I also take my Husband’s Grandmother to the hairdressers and do her shopping at Marks and Spencers. I’m now quite adept at elbowing the blue rinse brigade out of the way, in my dive for the last piece of reduced salmon. I wonder if I could put that on my C.V.? I’m also a keen ebayer, in fact almost all of our clothes shopping is done online and the majority is from ebay. I can dress the boys in Joules and Mini Boden for less than I would spend on clothes from Asda. W prefers Jack Wills and Ralph Lauren and for me, I buy my beloved fifties style dresses in the wrong season at a fraction of the usual price and sell them on again after a few months. In effect I rent my wardrobe, a great way of always having gorgeous dresses.
This takes up a lot of time, I’m brilliant at finding hidden bargains and dressing us all in great clothes on a budget but it requires patience and a steely nerve. I must resist all temptation not to go above budget and not to cry for too long if I miss out on a gorgeous Hell Bunny dress, five sobs per dress is my maximum.
The faint hearted might want to skip the next few lines, but I promised honesty on this blog …. Annoyingly a lot of my time is spent on the loo these days and to say that is frustrating would be an understatement. IBS and all it’s embarrassing foibles is probably best saved for another post; but if my postman happens to be reading this please save my ebay parcel delivery for the afternoon, how you always manage to ring the doorbell whilst I’m on the loo, I will never know.
Then there is the small business of moving house. We are in the process of moving for the second time in 8 months and the 8th time in 8 years! i’m sensing that 8 is not my lucky number. This house is great but has chronic damp to the point that all of our bedroom furniture and our living room bookcases have turned an alarming shade of blue/green due to the spectacular amounts of mould found growing on the back. More alarmingly W’s asthma has gotten so much worse since we moved in here. Needless to say moving takes a large amount of time, sometimes I feel I am constantly either packing or unpacking. On the plus side we have very little clutter, I am ruthless about getting rid of it, less to pack!

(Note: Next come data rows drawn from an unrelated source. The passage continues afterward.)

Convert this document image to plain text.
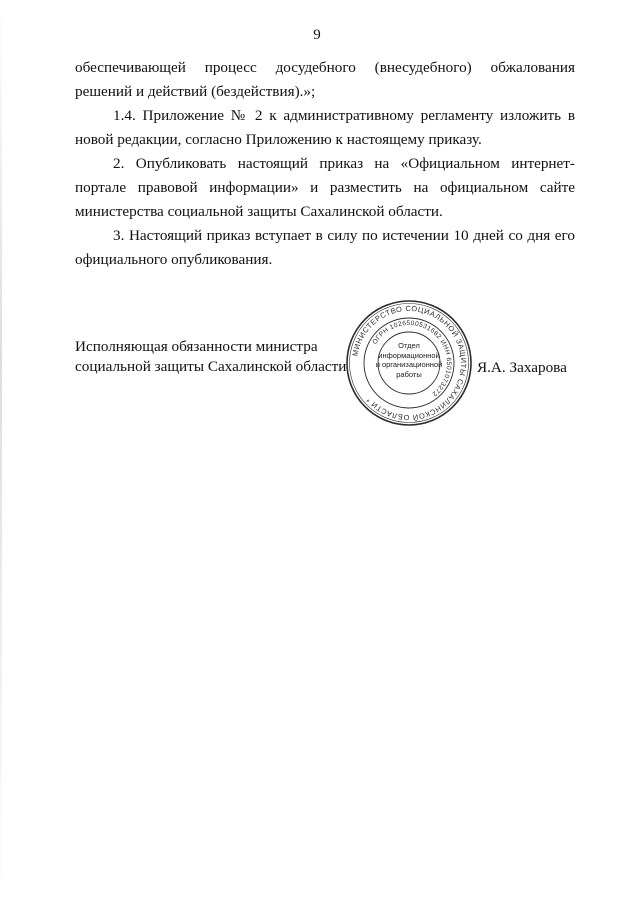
9

обеспечивающей процесс досудебного (внесудебного) обжалования решений и действий (бездействия).»;

1.4. Приложение № 2 к административному регламенту изложить в новой редакции, согласно Приложению к настоящему приказу.

2. Опубликовать настоящий приказ на «Официальном интернет-портале правовой информации» и разместить на официальном сайте министерства социальной защиты Сахалинской области.

3. Настоящий приказ вступает в силу по истечении 10 дней со дня его официального опубликования.

Исполняющая обязанности министра
социальной защиты Сахалинской области
МИНИСТЕРСТВО СОЦИАЛЬНОЙ ЗАЩИТЫ САХАЛИНСКОЙ ОБЛАСТИ *
ОГРН 1026500531682 ИНН 6501073272
Отдел
информационной
и организационной
работы	Я.А. Захарова
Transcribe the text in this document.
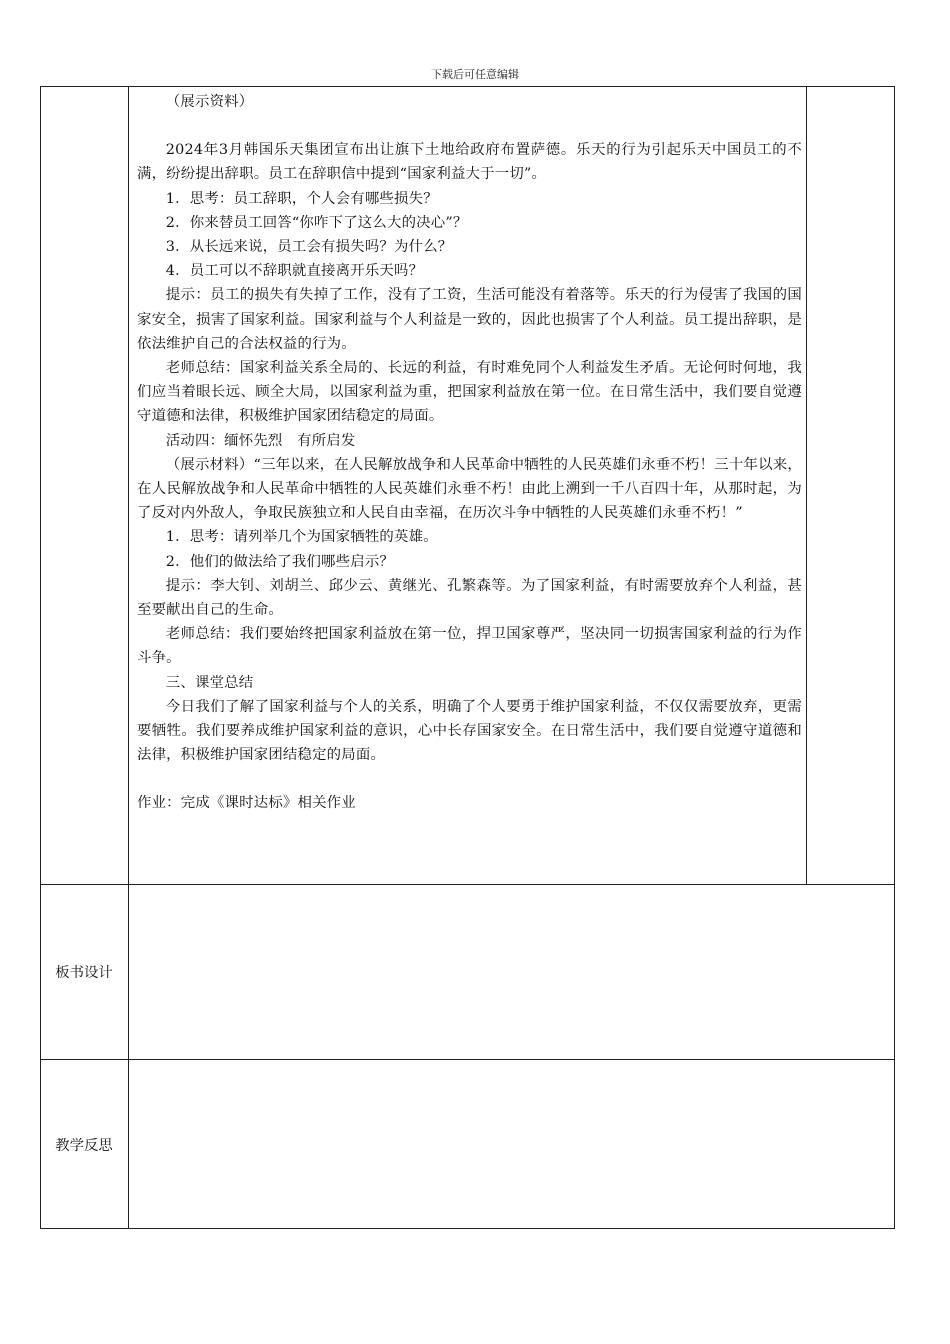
下载后可任意编辑

（展示资料）

2024年3月韩国乐天集团宣布出让旗下土地给政府布置萨德。乐天的行为引起乐天中国员工的不满，纷纷提出辞职。员工在辞职信中提到“国家利益大于一切”。

1．思考：员工辞职，个人会有哪些损失？

2．你来替员工回答“你咋下了这么大的决心”？

3．从长远来说，员工会有损失吗？为什么？

4．员工可以不辞职就直接离开乐天吗？

提示：员工的损失有失掉了工作，没有了工资，生活可能没有着落等。乐天的行为侵害了我国的国家安全，损害了国家利益。国家利益与个人利益是一致的，因此也损害了个人利益。员工提出辞职，是依法维护自己的合法权益的行为。

老师总结：国家利益关系全局的、长远的利益，有时难免同个人利益发生矛盾。无论何时何地，我们应当着眼长远、顾全大局，以国家利益为重，把国家利益放在第一位。在日常生活中，我们要自觉遵守道德和法律，积极维护国家团结稳定的局面。

活动四：缅怀先烈　有所启发

（展示材料）“三年以来，在人民解放战争和人民革命中牺牲的人民英雄们永垂不朽！三十年以来，在人民解放战争和人民革命中牺牲的人民英雄们永垂不朽！由此上溯到一千八百四十年，从那时起，为了反对内外敌人，争取民族独立和人民自由幸福，在历次斗争中牺牲的人民英雄们永垂不朽！”

1．思考：请列举几个为国家牺牲的英雄。

2．他们的做法给了我们哪些启示？

提示：李大钊、刘胡兰、邱少云、黄继光、孔繁森等。为了国家利益，有时需要放弃个人利益，甚至要献出自己的生命。

老师总结：我们要始终把国家利益放在第一位，捍卫国家尊严，坚决同一切损害国家利益的行为作斗争。

三、课堂总结

今日我们了解了国家利益与个人的关系，明确了个人要勇于维护国家利益，不仅仅需要放弃，更需要牺牲。我们要养成维护国家利益的意识，心中长存国家安全。在日常生活中，我们要自觉遵守道德和法律，积极维护国家团结稳定的局面。

作业：完成《课时达标》相关作业

板书设计
教学反思
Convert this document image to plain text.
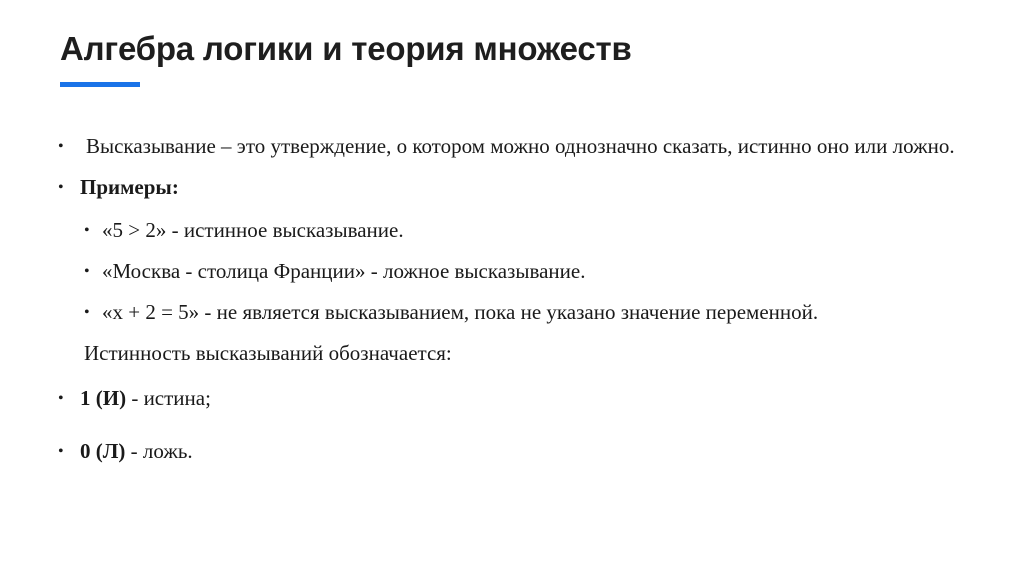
Алгебра логики и теория множеств
• Высказывание – это утверждение, о котором можно однозначно сказать, истинно оно или ложно.
• Примеры:
• «5 > 2» - истинное высказывание.
• «Москва - столица Франции» - ложное высказывание.
• «x + 2 = 5» - не является высказыванием, пока не указано значение переменной.
Истинность высказываний обозначается:
• 1 (И) - истина;
• 0 (Л) - ложь.
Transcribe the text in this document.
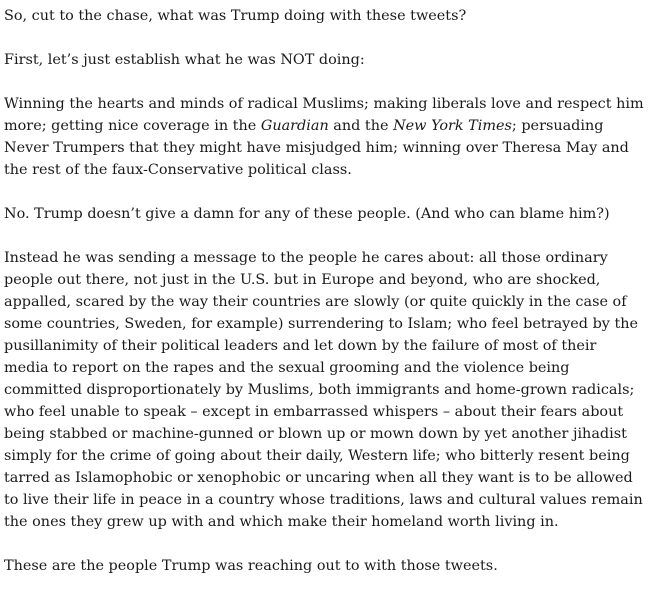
So, cut to the chase, what was Trump doing with these tweets?

First, let’s just establish what he was NOT doing:

Winning the hearts and minds of radical Muslims; making liberals love and respect him more; getting nice coverage in the Guardian and the New York Times; persuading Never Trumpers that they might have misjudged him; winning over Theresa May and the rest of the faux-Conservative political class.

No. Trump doesn’t give a damn for any of these people. (And who can blame him?)

Instead he was sending a message to the people he cares about: all those ordinary people out there, not just in the U.S. but in Europe and beyond, who are shocked, appalled, scared by the way their countries are slowly (or quite quickly in the case of some countries, Sweden, for example) surrendering to Islam; who feel betrayed by the pusillanimity of their political leaders and let down by the failure of most of their media to report on the rapes and the sexual grooming and the violence being committed disproportionately by Muslims, both immigrants and home-grown radicals; who feel unable to speak – except in embarrassed whispers – about their fears about being stabbed or machine-gunned or blown up or mown down by yet another jihadist simply for the crime of going about their daily, Western life; who bitterly resent being tarred as Islamophobic or xenophobic or uncaring when all they want is to be allowed to live their life in peace in a country whose traditions, laws and cultural values remain the ones they grew up with and which make their homeland worth living in.

These are the people Trump was reaching out to with those tweets.
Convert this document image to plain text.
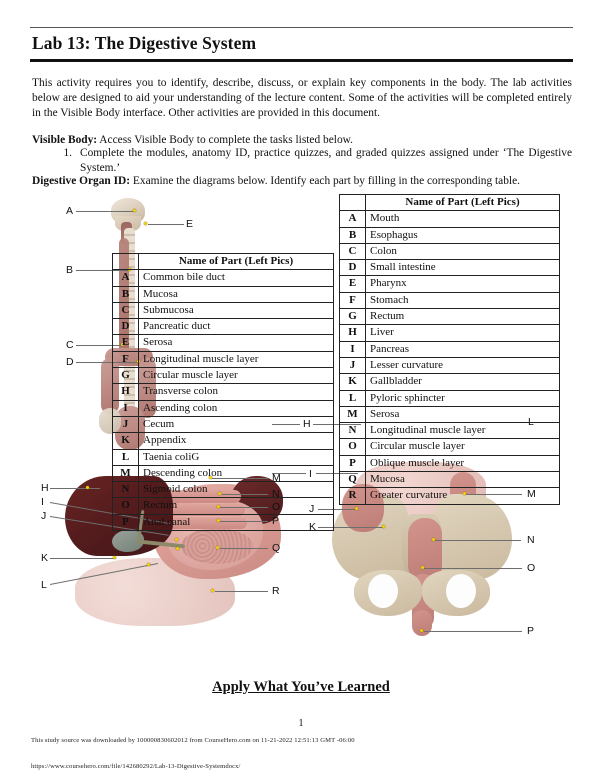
Lab 13: The Digestive System
This activity requires you to identify, describe, discuss, or explain key components in the body. The lab activities below are designed to aid your understanding of the lecture content. Some of the activities will be completed entirely in the Visible Body interface. Other activities are provided in this document.
Visible Body: Access Visible Body to complete the tasks listed below.
1. Complete the modules, anatomy ID, practice quizzes, and graded quizzes assigned under ‘The Digestive System.’
Digestive Organ ID: Examine the diagrams below. Identify each part by filling in the corresponding table.
A
E
B
C
D
H
I
L
H
I
J
K
L
M
N
O
P
Q
R
J
K
M
N
O
P
	Name of Part (Left Pics)
A	Common bile duct
B	Mucosa
C	Submucosa
D	Pancreatic duct
E	Serosa
F	Longitudinal muscle layer
G	Circular muscle layer
H	Transverse colon
I	Ascending colon
J	Cecum
K	Appendix
L	Taenia coliG
M	Descending colon
N	Sigmoid colon
O	Rectum
P	Anal canal
	Name of Part (Left Pics)
A	Mouth
B	Esophagus
C	Colon
D	Small intestine
E	Pharynx
F	Stomach
G	Rectum
H	Liver
I	Pancreas
J	Lesser curvature
K	Gallbladder
L	Pyloric sphincter
M	Serosa
N	Longitudinal muscle layer
O	Circular muscle layer
P	Oblique muscle layer
Q	Mucosa
R	Greater curvature
Apply What You’ve Learned
1
This study source was downloaded by 100000830602012 from CourseHero.com on 11-21-2022 12:51:13 GMT -06:00
https://www.coursehero.com/file/142680292/Lab-13-Digestive-Systemdocx/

I could go on and on about my life as a SAHM, suffice to say every Mum has so very much to juggle and goodness only knows how working Mums manage to stay on top of everything. I’m running out of time for blogging, so I will end this post with a small plea. Ask me about my IBS, my weight, even my age but please don’t ask me about my free time. I promise not to bop you on the head, I’m a passive girl, but I can’t promise not to start dribbling all over you.